Blackie had come in when he heard I was conscious. "Lee Sung is back," he said. "Maybe he could get something from Anders, or better still, get Anders to see you."

"I couldn't walk two minutes, let alone twenty miles."

"By Golly, we'll carry you," said Blackie. "Don't you worry Colonel." I fell asleep again with his comforting hand on my shoulder.

The trek across the ridges was rough. I can't remember much of it except the feeling of falling when the improvised stretcher tipped on the steep slopes or someone lost his footing. By now, one of our sergeants, another Korean War veteran named Lim On, was ill with what appeared to be the same disease and the morale of the unit was slipping. We had jumped a week ago and as yet had accomplished nothing. In a deserted, half-collapsed farmhouse about a mile from Song-dong-ni, they laid Lim and me down on piles of straw while most of the men bivouacked in small dugouts camouflaged in the woods beside the house. We waited for Lee Sung to get Anders.

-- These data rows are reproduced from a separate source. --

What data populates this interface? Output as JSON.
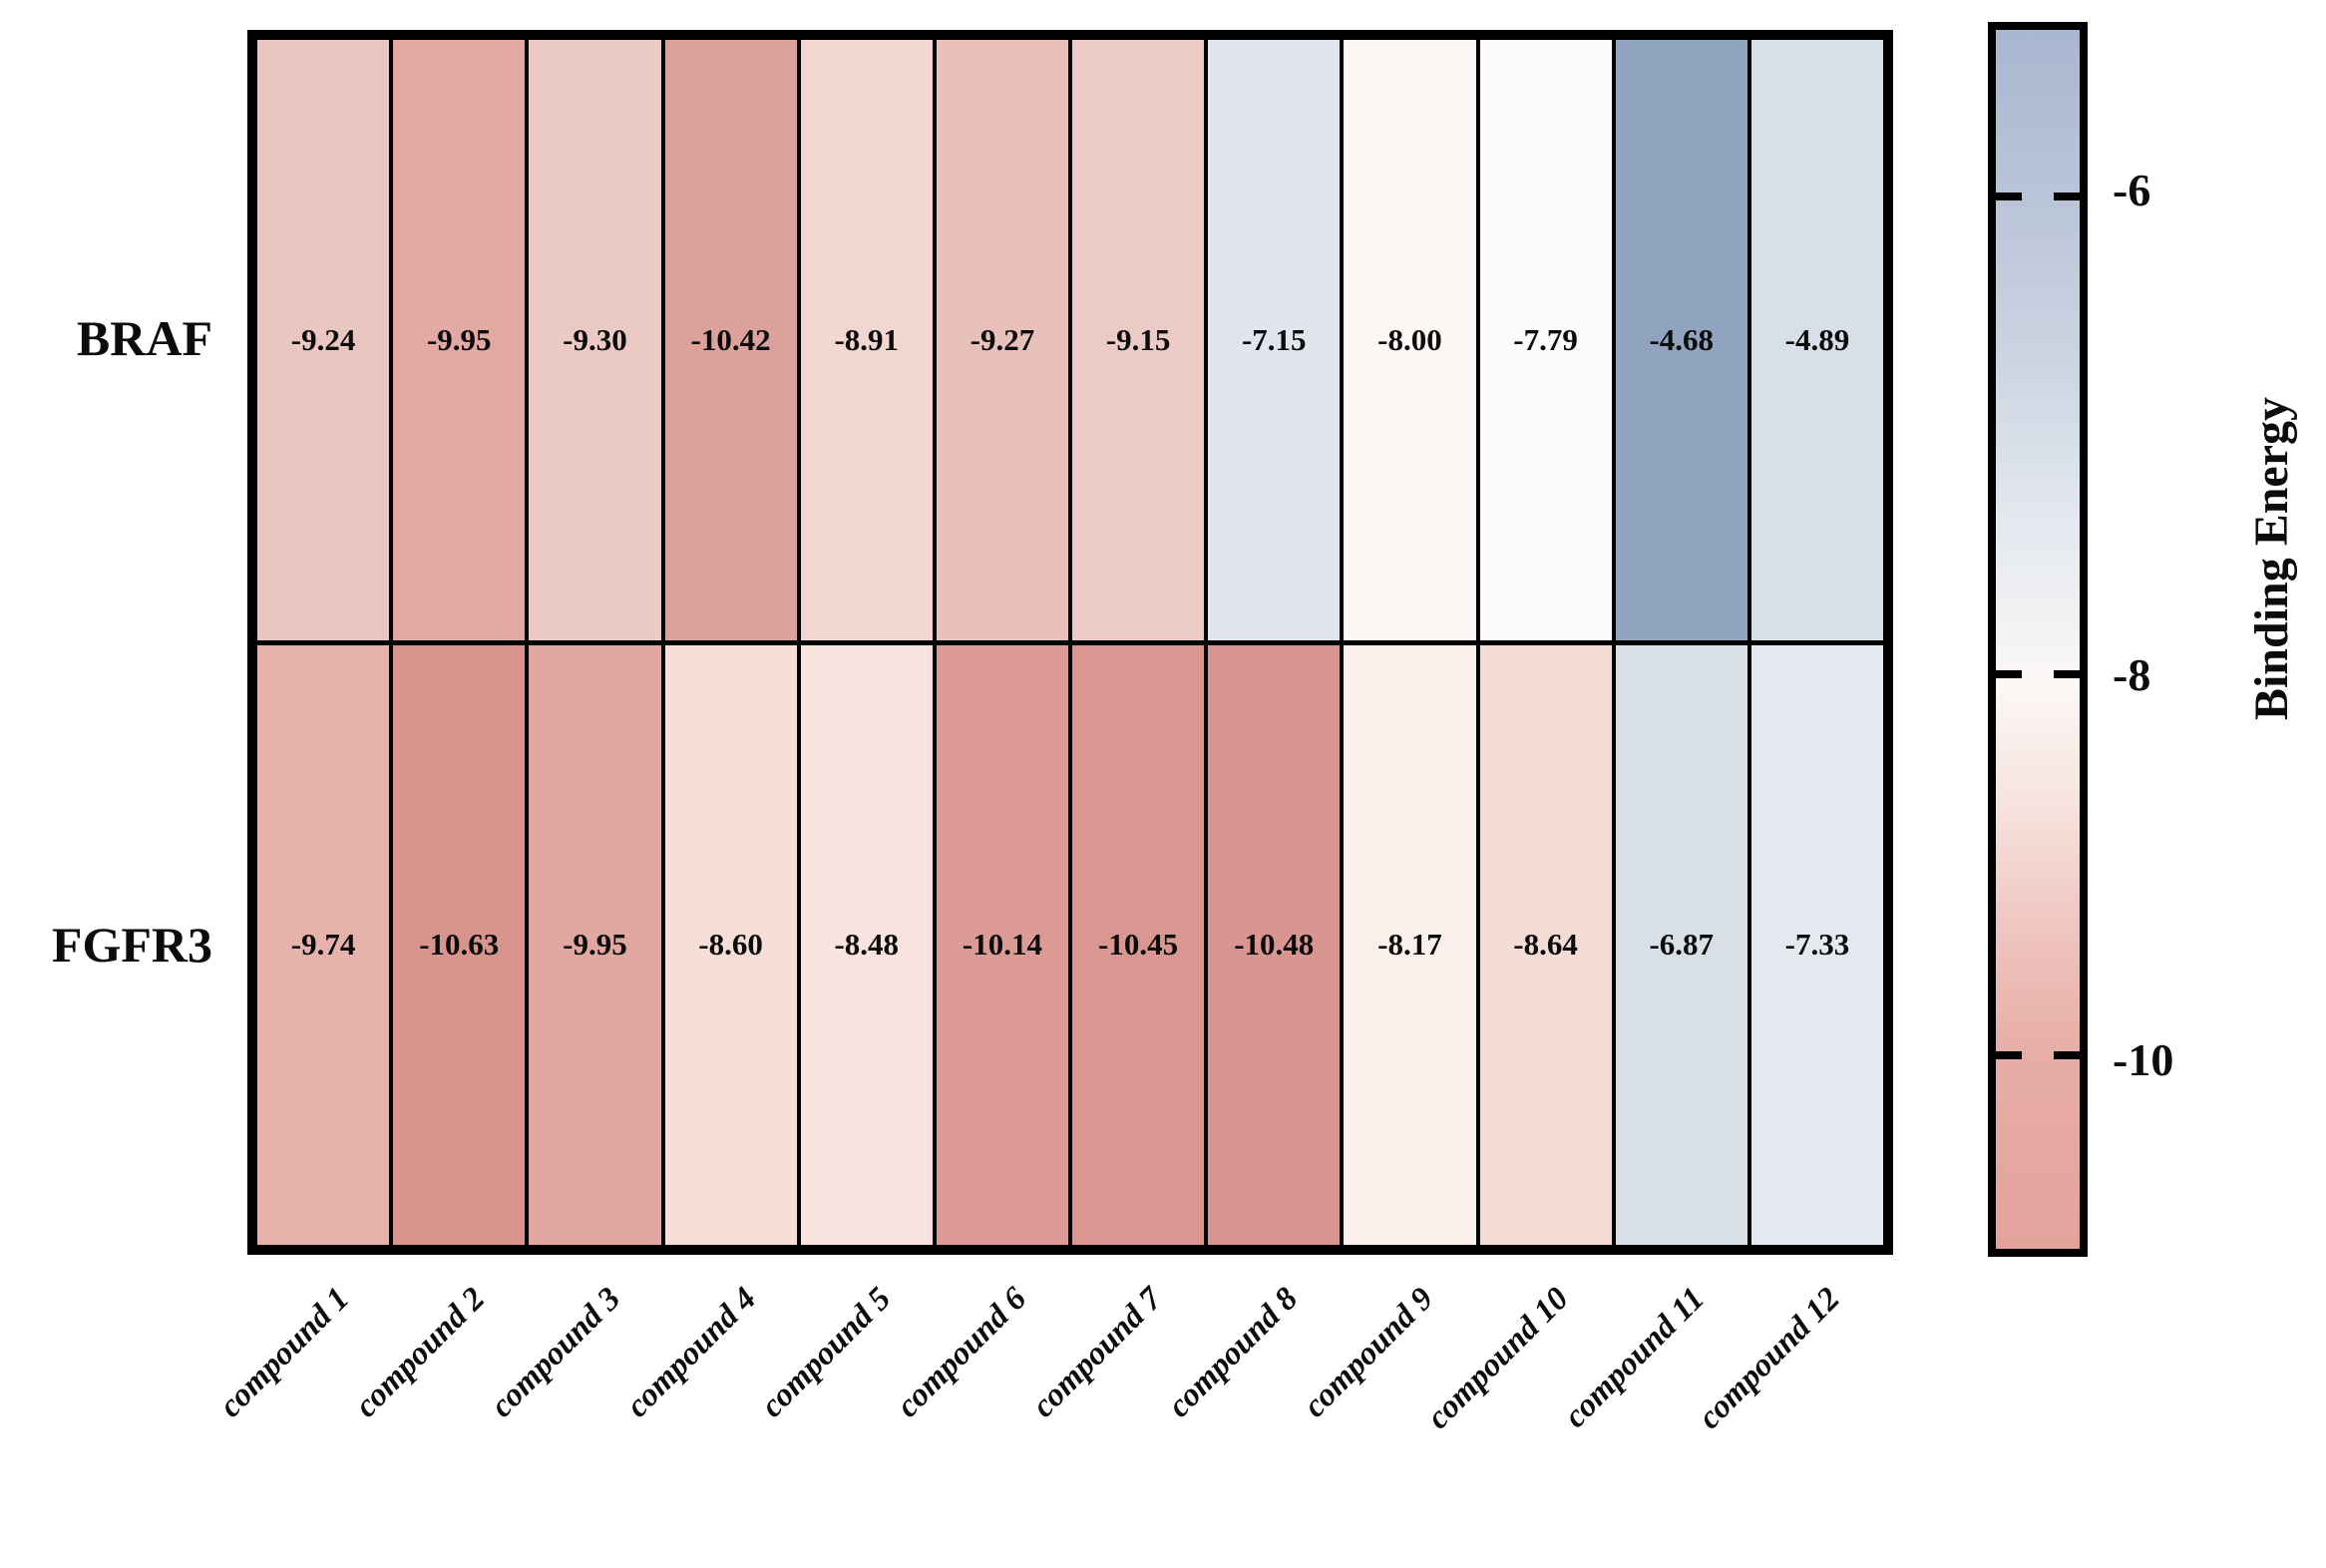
{
  "chart_data": {
    "type": "heatmap",
    "title": "",
    "xlabel": "",
    "ylabel": "",
    "rows": [
      "BRAF",
      "FGFR3"
    ],
    "categories": [
      "compound 1",
      "compound 2",
      "compound 3",
      "compound 4",
      "compound 5",
      "compound 6",
      "compound 7",
      "compound 8",
      "compound 9",
      "compound 10",
      "compound 11",
      "compound 12"
    ],
    "series": [
      {
        "name": "BRAF",
        "values": [
          -9.24,
          -9.95,
          -9.3,
          -10.42,
          -8.91,
          -9.27,
          -9.15,
          -7.15,
          -8.0,
          -7.79,
          -4.68,
          -4.89
        ],
        "value_labels": [
          "-9.24",
          "-9.95",
          "-9.30",
          "-10.42",
          "-8.91",
          "-9.27",
          "-9.15",
          "-7.15",
          "-8.00",
          "-7.79",
          "-4.68",
          "-4.89"
        ],
        "cell_colors": [
          "#eac6c0",
          "#e2a8a2",
          "#ebc9c4",
          "#dda19b",
          "#f2d6d0",
          "#e8c0ba",
          "#eccac5",
          "#e0e5ee",
          "#fdf7f5",
          "#fcfbfb",
          "#90a3bf",
          "#d9dfe9"
        ]
      },
      {
        "name": "FGFR3",
        "values": [
          -9.74,
          -10.63,
          -9.95,
          -8.6,
          -8.48,
          -10.14,
          -10.45,
          -10.48,
          -8.17,
          -8.64,
          -6.87,
          -7.33
        ],
        "value_labels": [
          "-9.74",
          "-10.63",
          "-9.95",
          "-8.60",
          "-8.48",
          "-10.14",
          "-10.45",
          "-10.48",
          "-8.17",
          "-8.64",
          "-6.87",
          "-7.33"
        ],
        "cell_colors": [
          "#e6b3ac",
          "#d9948e",
          "#e1a7a0",
          "#f6ded8",
          "#f8e3de",
          "#dc9b95",
          "#da9791",
          "#d99690",
          "#fbf0ec",
          "#f3dcd6",
          "#d9dfe7",
          "#e4e9f0"
        ]
      }
    ],
    "colorbar": {
      "label": "Binding Energy",
      "ticks": [
        "-6",
        "-8",
        "-10"
      ],
      "tick_values": [
        -6,
        -8,
        -10
      ],
      "gradient_top_color": "#a8b7d0",
      "gradient_mid_color": "#fcf8f6",
      "gradient_bottom_color": "#e3a39c"
    },
    "grid_border_color": "#000000",
    "legend_position": "right-colorbar"
  }
}
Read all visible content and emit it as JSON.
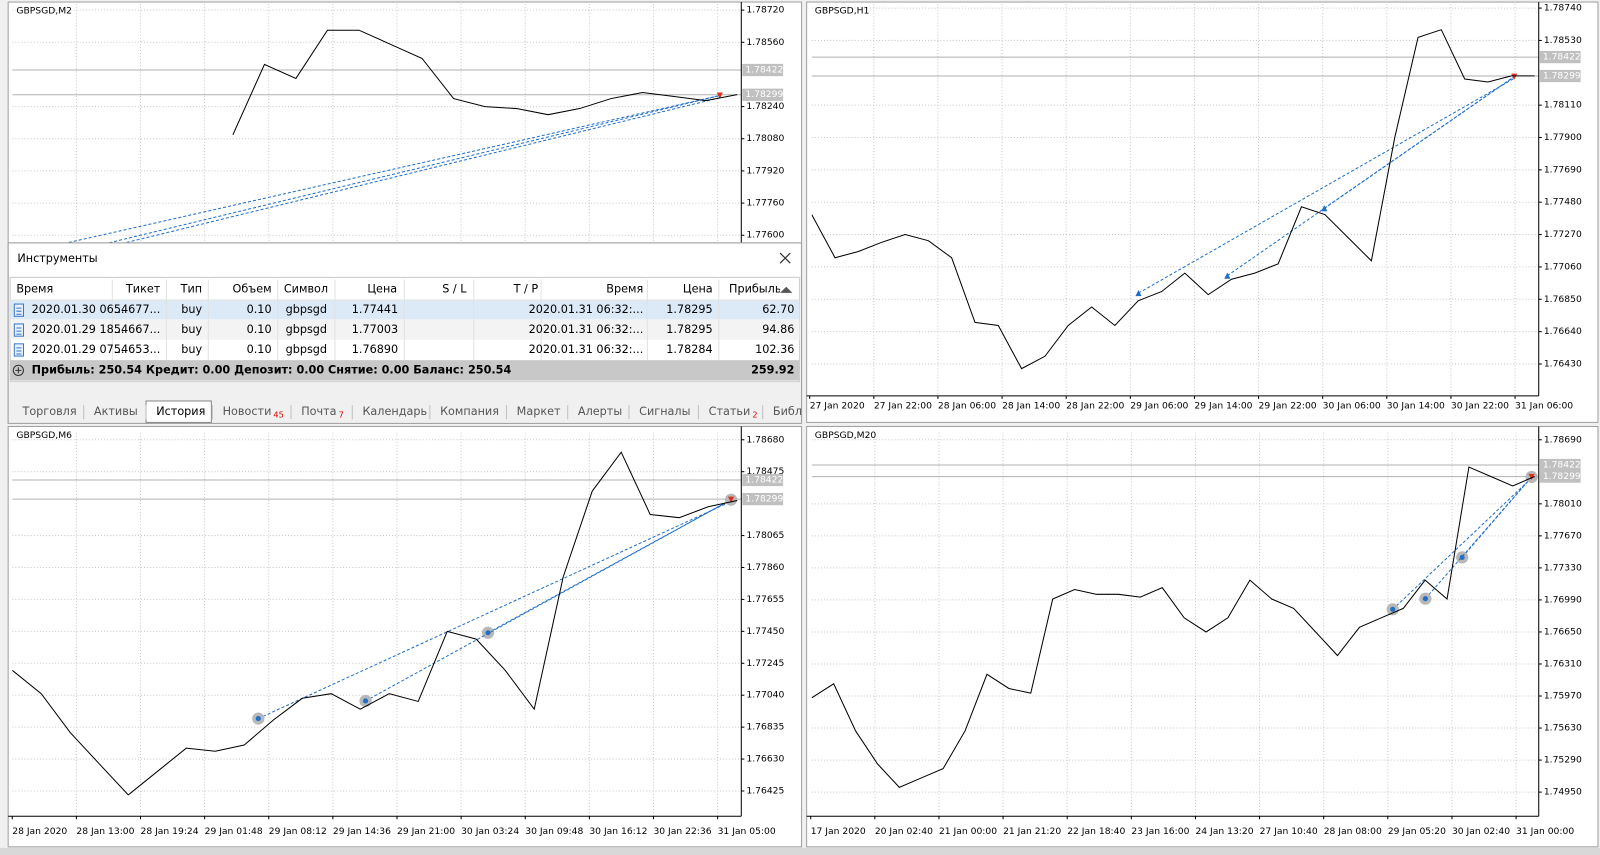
{
  "charts": [
    {
      "type": "line",
      "title": "GBPSGD,M2",
      "grid": true,
      "ylim": [
        1.7674,
        1.7875
      ],
      "yticks": [
        {
          "value": 1.7872,
          "label": "1.78720"
        },
        {
          "value": 1.7856,
          "label": "1.78560"
        },
        {
          "value": 1.7824,
          "label": "1.78240"
        },
        {
          "value": 1.7808,
          "label": "1.78080"
        },
        {
          "value": 1.7792,
          "label": "1.77920"
        },
        {
          "value": 1.7776,
          "label": "1.77760"
        },
        {
          "value": 1.776,
          "label": "1.77600"
        }
      ],
      "levels": [
        1.78422,
        1.78299
      ],
      "values": [
        null,
        null,
        null,
        null,
        null,
        null,
        null,
        1.781,
        1.7845,
        1.7838,
        1.7862,
        1.7862,
        1.7855,
        1.7848,
        1.7828,
        1.7824,
        1.7823,
        1.782,
        1.7823,
        1.7828,
        1.7831,
        1.7829,
        1.7827,
        1.783
      ]
    },
    {
      "type": "line",
      "title": "GBPSGD,H1",
      "grid": true,
      "ylim": [
        1.76223,
        1.78766
      ],
      "yticks": [
        {
          "value": 1.7874,
          "label": "1.78740"
        },
        {
          "value": 1.7853,
          "label": "1.78530"
        },
        {
          "value": 1.7811,
          "label": "1.78110"
        },
        {
          "value": 1.779,
          "label": "1.77900"
        },
        {
          "value": 1.7769,
          "label": "1.77690"
        },
        {
          "value": 1.7748,
          "label": "1.77480"
        },
        {
          "value": 1.7727,
          "label": "1.77270"
        },
        {
          "value": 1.7706,
          "label": "1.77060"
        },
        {
          "value": 1.7685,
          "label": "1.76850"
        },
        {
          "value": 1.7664,
          "label": "1.76640"
        },
        {
          "value": 1.7643,
          "label": "1.76430"
        }
      ],
      "levels": [
        1.78422,
        1.78299
      ],
      "x_labels": [
        "27 Jan 2020",
        "27 Jan 22:00",
        "28 Jan 06:00",
        "28 Jan 14:00",
        "28 Jan 22:00",
        "29 Jan 06:00",
        "29 Jan 14:00",
        "29 Jan 22:00",
        "30 Jan 06:00",
        "30 Jan 14:00",
        "30 Jan 22:00",
        "31 Jan 06:00"
      ],
      "values": [
        1.774,
        1.7712,
        1.7716,
        1.7722,
        1.7727,
        1.7723,
        1.7712,
        1.767,
        1.7668,
        1.764,
        1.7648,
        1.7668,
        1.768,
        1.7668,
        1.7684,
        1.769,
        1.7702,
        1.7688,
        1.7698,
        1.7702,
        1.7708,
        1.7745,
        1.774,
        1.7725,
        1.771,
        1.779,
        1.7855,
        1.786,
        1.7828,
        1.7826,
        1.783,
        1.783
      ]
    },
    {
      "type": "line",
      "title": "GBPSGD,M6",
      "grid": true,
      "ylim": [
        1.76263,
        1.78726
      ],
      "yticks": [
        {
          "value": 1.7868,
          "label": "1.78680"
        },
        1.78475,
        1.78065,
        {
          "value": 1.7786,
          "label": "1.77860"
        },
        1.77655,
        {
          "value": 1.7745,
          "label": "1.77450"
        },
        1.77245,
        {
          "value": 1.7704,
          "label": "1.77040"
        },
        1.76835,
        {
          "value": 1.7663,
          "label": "1.76630"
        },
        1.76425
      ],
      "levels": [
        1.78422,
        1.78299
      ],
      "x_labels": [
        "28 Jan 2020",
        "28 Jan 13:00",
        "28 Jan 19:24",
        "29 Jan 01:48",
        "29 Jan 08:12",
        "29 Jan 14:36",
        "29 Jan 21:00",
        "30 Jan 03:24",
        "30 Jan 09:48",
        "30 Jan 16:12",
        "30 Jan 22:36",
        "31 Jan 05:00"
      ],
      "values": [
        1.772,
        1.7705,
        1.768,
        1.766,
        1.764,
        1.7655,
        1.767,
        1.7668,
        1.7672,
        1.7688,
        1.7702,
        1.7705,
        1.7695,
        1.7705,
        1.77,
        1.7745,
        1.774,
        1.772,
        1.7695,
        1.778,
        1.7835,
        1.786,
        1.782,
        1.7818,
        1.7825,
        1.7829
      ]
    },
    {
      "type": "line",
      "title": "GBPSGD,M20",
      "grid": true,
      "ylim": [
        1.74694,
        1.78766
      ],
      "yticks": [
        {
          "value": 1.7869,
          "label": "1.78690"
        },
        {
          "value": 1.7801,
          "label": "1.78010"
        },
        {
          "value": 1.7767,
          "label": "1.77670"
        },
        {
          "value": 1.7733,
          "label": "1.77330"
        },
        {
          "value": 1.7699,
          "label": "1.76990"
        },
        {
          "value": 1.7665,
          "label": "1.76650"
        },
        {
          "value": 1.7631,
          "label": "1.76310"
        },
        {
          "value": 1.7597,
          "label": "1.75970"
        },
        {
          "value": 1.7563,
          "label": "1.75630"
        },
        {
          "value": 1.7529,
          "label": "1.75290"
        },
        {
          "value": 1.7495,
          "label": "1.74950"
        }
      ],
      "levels": [
        1.78422,
        1.78299
      ],
      "x_labels": [
        "17 Jan 2020",
        "20 Jan 02:40",
        "21 Jan 00:00",
        "21 Jan 21:20",
        "22 Jan 18:40",
        "23 Jan 16:00",
        "24 Jan 13:20",
        "27 Jan 10:40",
        "28 Jan 08:00",
        "29 Jan 05:20",
        "30 Jan 02:40",
        "31 Jan 00:00"
      ],
      "values": [
        1.7595,
        1.761,
        1.756,
        1.7525,
        1.75,
        1.751,
        1.752,
        1.756,
        1.762,
        1.7605,
        1.76,
        1.77,
        1.771,
        1.7705,
        1.7705,
        1.7702,
        1.7712,
        1.768,
        1.7665,
        1.768,
        1.772,
        1.77,
        1.769,
        1.7665,
        1.764,
        1.767,
        1.768,
        1.769,
        1.772,
        1.77,
        1.784,
        1.783,
        1.782,
        1.783
      ]
    }
  ],
  "tools": {
    "title": "Инструменты",
    "columns": [
      "Время",
      "Тикет",
      "Тип",
      "Объем",
      "Символ",
      "Цена",
      "S / L",
      "T / P",
      "Время",
      "Цена",
      "Прибыль"
    ],
    "rows": [
      [
        "2020.01.30 06...",
        "54677...",
        "buy",
        "0.10",
        "gbpsgd",
        "1.77441",
        null,
        null,
        "2020.01.31 06:32:...",
        "1.78295",
        "62.70"
      ],
      [
        "2020.01.29 18...",
        "54667...",
        "buy",
        "0.10",
        "gbpsgd",
        "1.77003",
        null,
        null,
        "2020.01.31 06:32:...",
        "1.78295",
        "94.86"
      ],
      [
        "2020.01.29 07...",
        "54653...",
        "buy",
        "0.10",
        "gbpsgd",
        "1.76890",
        null,
        null,
        "2020.01.31 06:32:...",
        "1.78284",
        "102.36"
      ]
    ],
    "summary": "Прибыль: 250.54  Кредит: 0.00  Депозит: 0.00  Снятие: 0.00  Баланс: 250.54",
    "summary_total": "259.92",
    "tabs": [
      {
        "label": "Торговля"
      },
      {
        "label": "Активы"
      },
      {
        "label": "История",
        "active": true
      },
      {
        "label": "Новости",
        "badge": "45"
      },
      {
        "label": "Почта",
        "badge": "7"
      },
      {
        "label": "Календарь"
      },
      {
        "label": "Компания"
      },
      {
        "label": "Маркет"
      },
      {
        "label": "Алерты"
      },
      {
        "label": "Сигналы"
      },
      {
        "label": "Статьи",
        "badge": "2"
      },
      {
        "label": "Библ"
      }
    ]
  }
}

He arrived the following afternoon. A tall man, he looked like a benevolent hawk, pale smooth hair, sharp nose, keen grey eyes. He stooped under the low lintel of the hovel and stood for a while in the semi-darkness of the tiny, paper-walled room until his eyes were adjusted. Then he came and dropped on one knee by my side.

"You are a very sick man, Colonel," he said slowly, in precise English.

"I think I have hemorrhagic fever," I said.

"There is little doubt," he agreed as his hands searched my neck and armpits for swollen glands. "See, the small blood spots on your abdomen, and your eyes. And what else have you noticed?"